Concurrency Processing Capability

The concurrency of cloud functions refers to the number of function instances executing simultaneously at any given point in time:

  • Maximum Concurrent Instances: Defaults to 1000 instances per cloud function
  • Concurrency Limit Behavior: Calls exceeding the limit will be blocked (and not executed).

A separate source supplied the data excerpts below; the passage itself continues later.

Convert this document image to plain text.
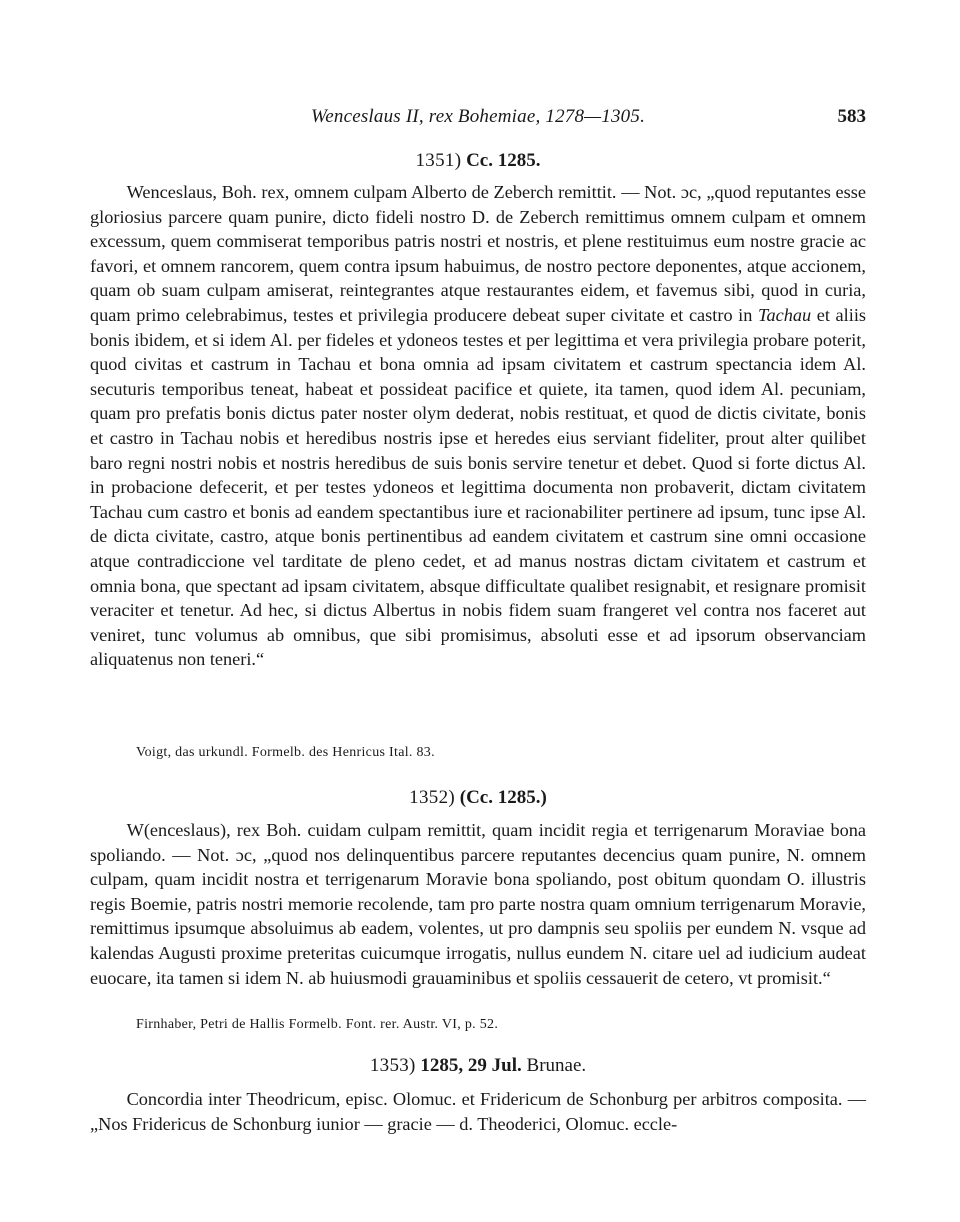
Wenceslaus II, rex Bohemiae, 1278—1305.	583
1351) Cc. 1285.

Wenceslaus, Boh. rex, omnem culpam Alberto de Zeberch remittit. — Not. ɔc, „quod reputantes esse gloriosius parcere quam punire, dicto fideli nostro D. de Zeberch remittimus omnem culpam et omnem excessum, quem commiserat temporibus patris nostri et nostris, et plene restituimus eum nostre gracie ac favori, et omnem rancorem, quem contra ipsum habuimus, de nostro pectore deponentes, atque accionem, quam ob suam culpam amiserat, reintegrantes atque restaurantes eidem, et favemus sibi, quod in curia, quam primo celebrabimus, testes et privilegia producere debeat super civitate et castro in Tachau et aliis bonis ibidem, et si idem Al. per fideles et ydoneos testes et per legittima et vera privilegia probare poterit, quod civitas et castrum in Tachau et bona omnia ad ipsam civitatem et castrum spectancia idem Al. secuturis temporibus teneat, habeat et possideat pacifice et quiete, ita tamen, quod idem Al. pecuniam, quam pro prefatis bonis dictus pater noster olym dederat, nobis restituat, et quod de dictis civitate, bonis et castro in Tachau nobis et heredibus nostris ipse et heredes eius serviant fideliter, prout alter quilibet baro regni nostri nobis et nostris heredibus de suis bonis servire tenetur et debet. Quod si forte dictus Al. in probacione defecerit, et per testes ydoneos et legittima documenta non probaverit, dictam civitatem Tachau cum castro et bonis ad eandem spectantibus iure et racionabiliter pertinere ad ipsum, tunc ipse Al. de dicta civitate, castro, atque bonis pertinentibus ad eandem civitatem et castrum sine omni occasione atque contradiccione vel tarditate de pleno cedet, et ad manus nostras dictam civitatem et castrum et omnia bona, que spectant ad ipsam civitatem, absque difficultate qualibet resignabit, et resignare promisit veraciter et tenetur. Ad hec, si dictus Albertus in nobis fidem suam frangeret vel contra nos faceret aut veniret, tunc volumus ab omnibus, que sibi promisimus, absoluti esse et ad ipsorum observanciam aliquatenus non teneri.“

Voigt, das urkundl. Formelb. des Henricus Ital. 83.
1352) (Cc. 1285.)

W(enceslaus), rex Boh. cuidam culpam remittit, quam incidit regia et terrigenarum Moraviae bona spoliando. — Not. ɔc, „quod nos delinquentibus parcere reputantes decencius quam punire, N. omnem culpam, quam incidit nostra et terrigenarum Moravie bona spoliando, post obitum quondam O. illustris regis Boemie, patris nostri memorie recolende, tam pro parte nostra quam omnium terrigenarum Moravie, remittimus ipsumque absoluimus ab eadem, volentes, ut pro dampnis seu spoliis per eundem N. vsque ad kalendas Augusti proxime preteritas cuicumque irrogatis, nullus eundem N. citare uel ad iudicium audeat euocare, ita tamen si idem N. ab huiusmodi grauaminibus et spoliis cessauerit de cetero, vt promisit.“

Firnhaber, Petri de Hallis Formelb. Font. rer. Austr. VI, p. 52.
1353) 1285, 29 Jul. Brunae.

Concordia inter Theodricum, episc. Olomuc. et Fridericum de Schonburg per arbitros composita. — „Nos Fridericus de Schonburg iunior — gracie — d. Theoderici, Olomuc. eccle-
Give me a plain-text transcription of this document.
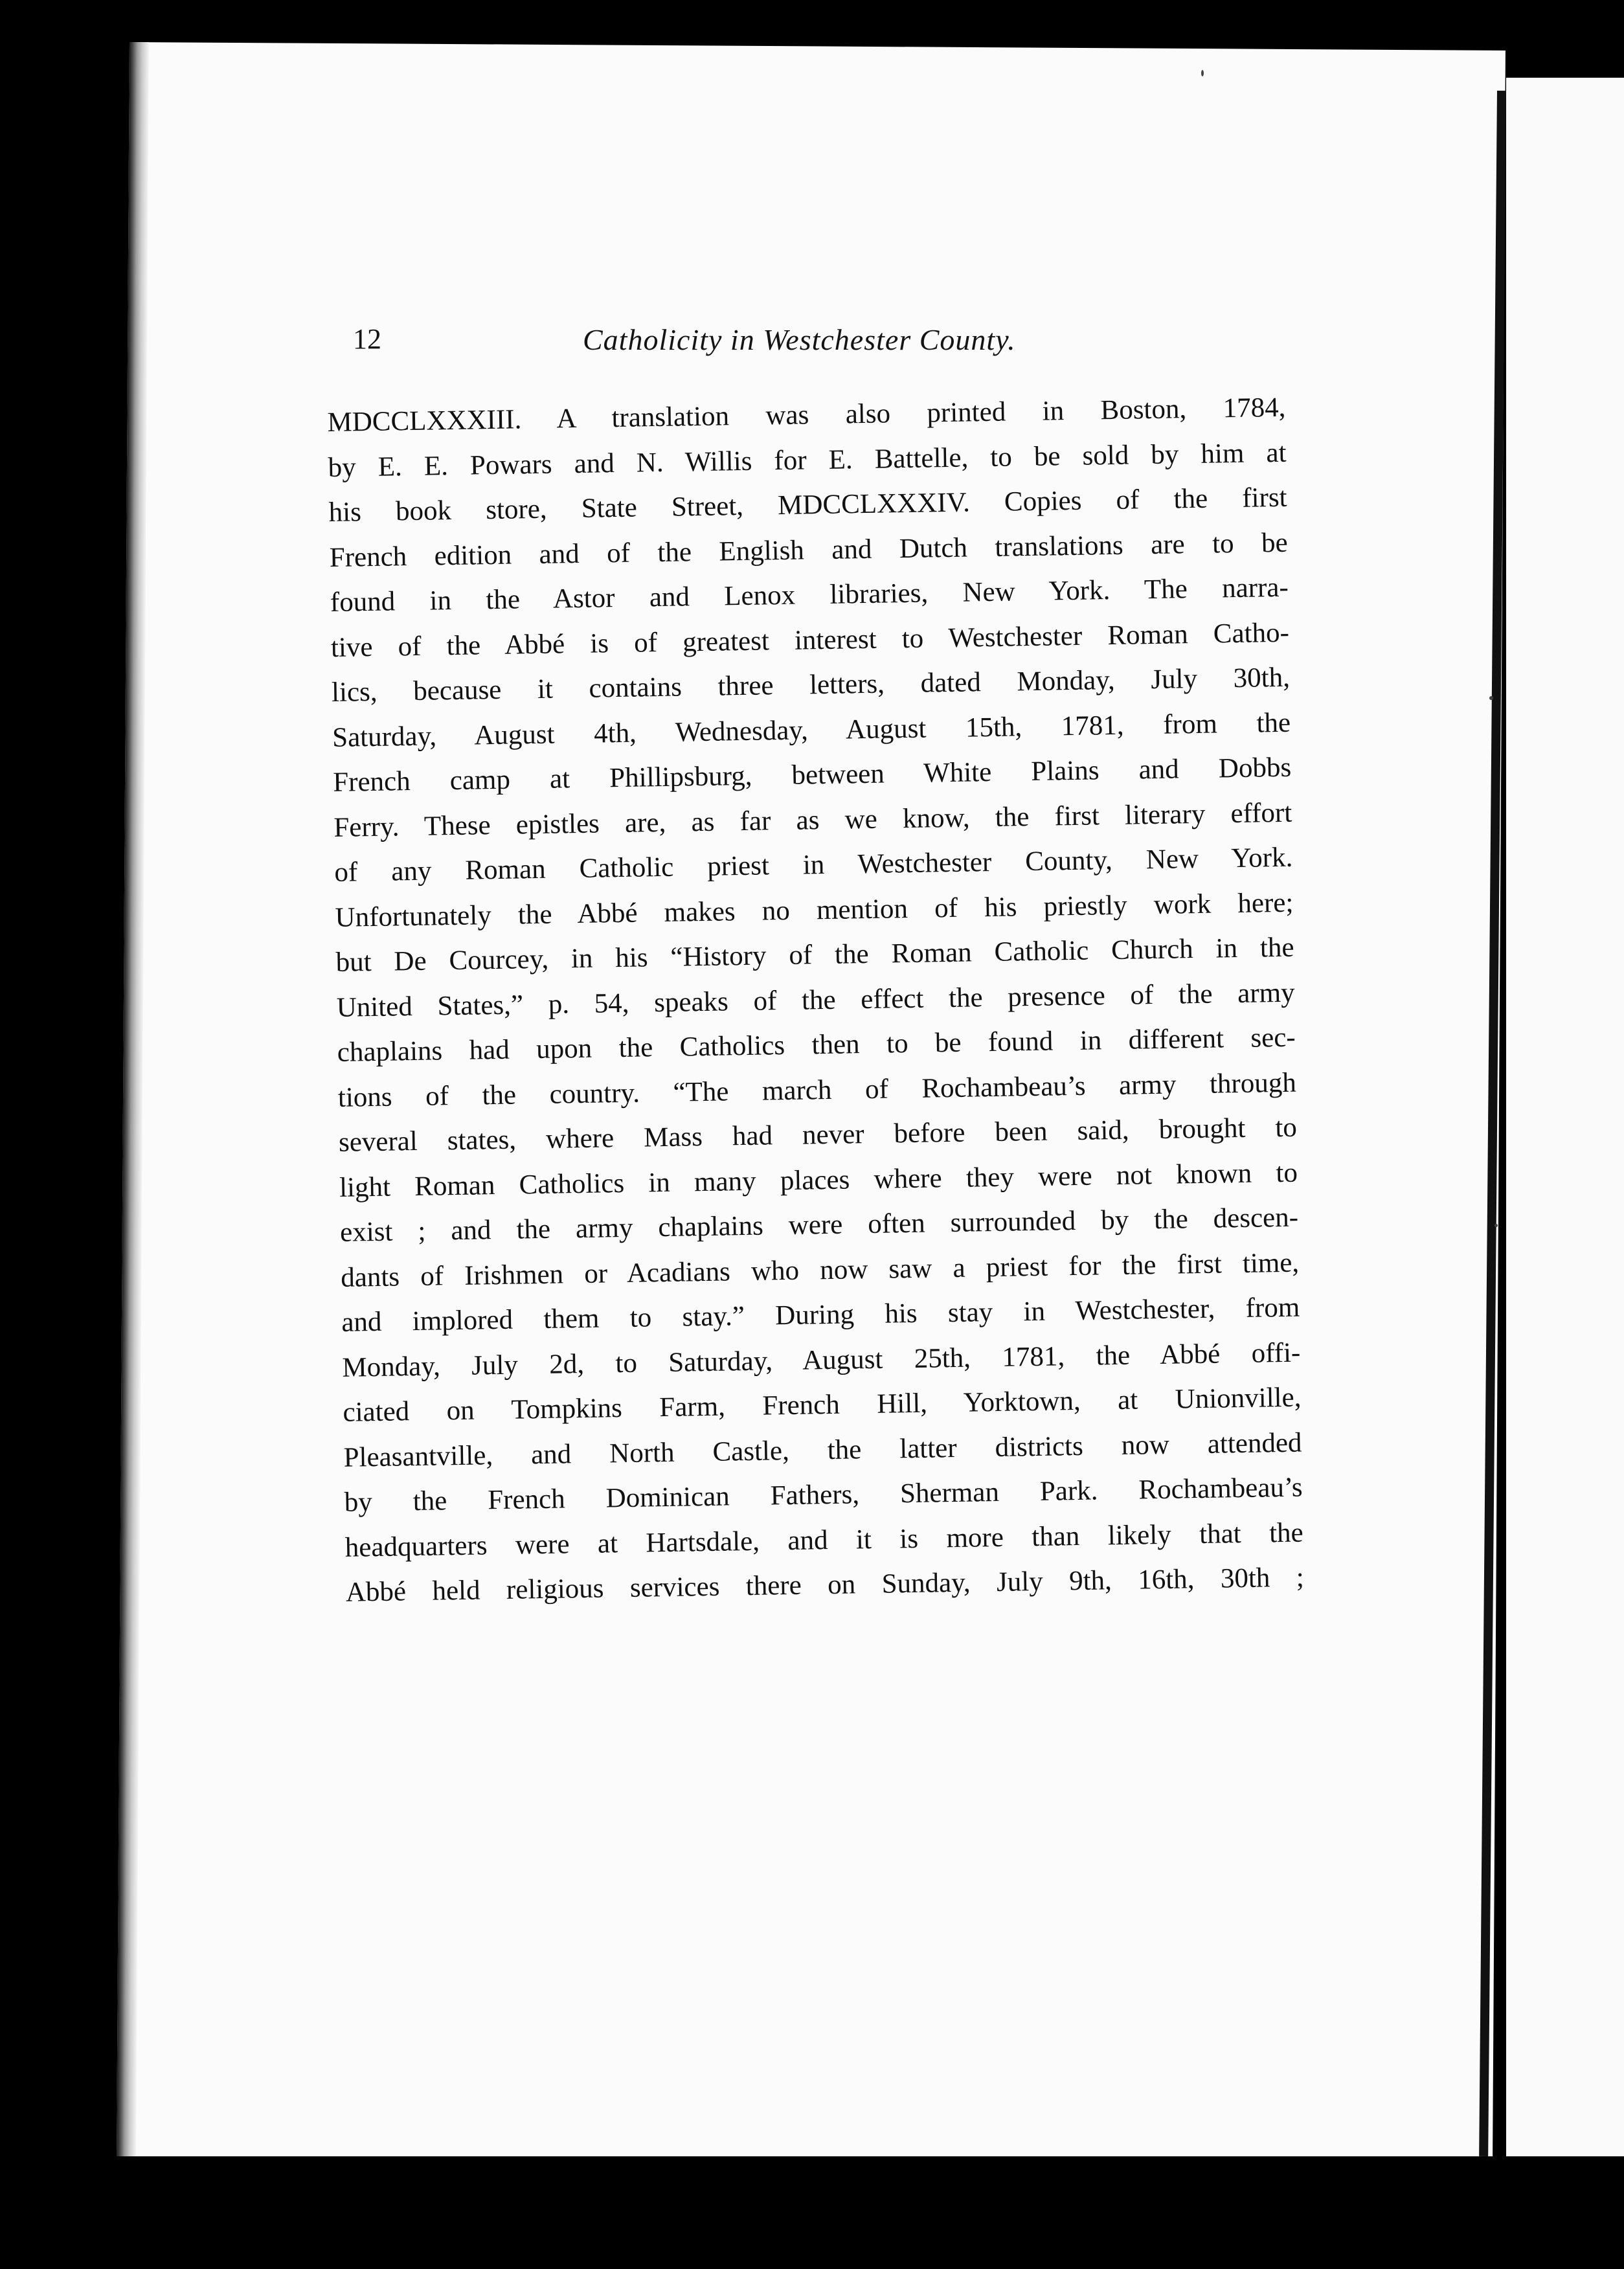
12	Catholicity in Westchester County.
MDCCLXXXIII. A translation was also printed in Boston, 1784,
by E. E. Powars and N. Willis for E. Battelle, to be sold by him at
his book store, State Street, MDCCLXXXIV. Copies of the first
French edition and of the English and Dutch translations are to be
found in the Astor and Lenox libraries, New York. The narra-
tive of the Abbé is of greatest interest to Westchester Roman Catho-
lics, because it contains three letters, dated Monday, July 30th,
Saturday, August 4th, Wednesday, August 15th, 1781, from the
French camp at Phillipsburg, between White Plains and Dobbs
Ferry. These epistles are, as far as we know, the first literary effort
of any Roman Catholic priest in Westchester County, New York.
Unfortunately the Abbé makes no mention of his priestly work here;
but De Courcey, in his “History of the Roman Catholic Church in the
United States,” p. 54, speaks of the effect the presence of the army
chaplains had upon the Catholics then to be found in different sec-
tions of the country. “The march of Rochambeau’s army through
several states, where Mass had never before been said, brought to
light Roman Catholics in many places where they were not known to
exist ; and the army chaplains were often surrounded by the descen-
dants of Irishmen or Acadians who now saw a priest for the first time,
and implored them to stay.” During his stay in Westchester, from
Monday, July 2d, to Saturday, August 25th, 1781, the Abbé offi-
ciated on Tompkins Farm, French Hill, Yorktown, at Unionville,
Pleasantville, and North Castle, the latter districts now attended
by the French Dominican Fathers, Sherman Park. Rochambeau’s
headquarters were at Hartsdale, and it is more than likely that the
Abbé held religious services there on Sunday, July 9th, 16th, 30th ;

Concurrency Calculation Formula

Concurrent function instances = Requests per second × Function execution time (seconds)

Instance Calculation

ScenarioCalculation ProcessResult
Function execution: 0.2 seconds, 300 requests per second300 × 0.260 concurrent instances
Function execution: 0.2 seconds, to achieve maximum concurrency of 10001000 ÷ 0.2Requires 5000 QPS

Performance Optimization Recommendations

To ensure the efficient operation of cloud functions, consider the following optimization recommendations:

  1. Reduce Cold Start Impact

    • Avoid loading large dependencies globally
    • Separate initialization code from processing logic
    • Consider using Provisioned Concurrency
  2. Optimize Execution Time

    • Use asynchronous parallel processing for independent tasks
    • Avoid unnecessary network requests
    • Optimize database queries and file operations
  3. Properly use memory

    • Avoid unnecessary large object creation
    • Release promptly after processing large data
    • Allocate sufficient memory for compute-intensive tasks
  4. Error and Exception Handling

    • Implement a robust error handling mechanism
    • Log critical operations
    • Set appropriate timeout

By understanding the operating mechanism of cloud functions and following best practices, you can build efficient, reliable, and scalable serverless applications.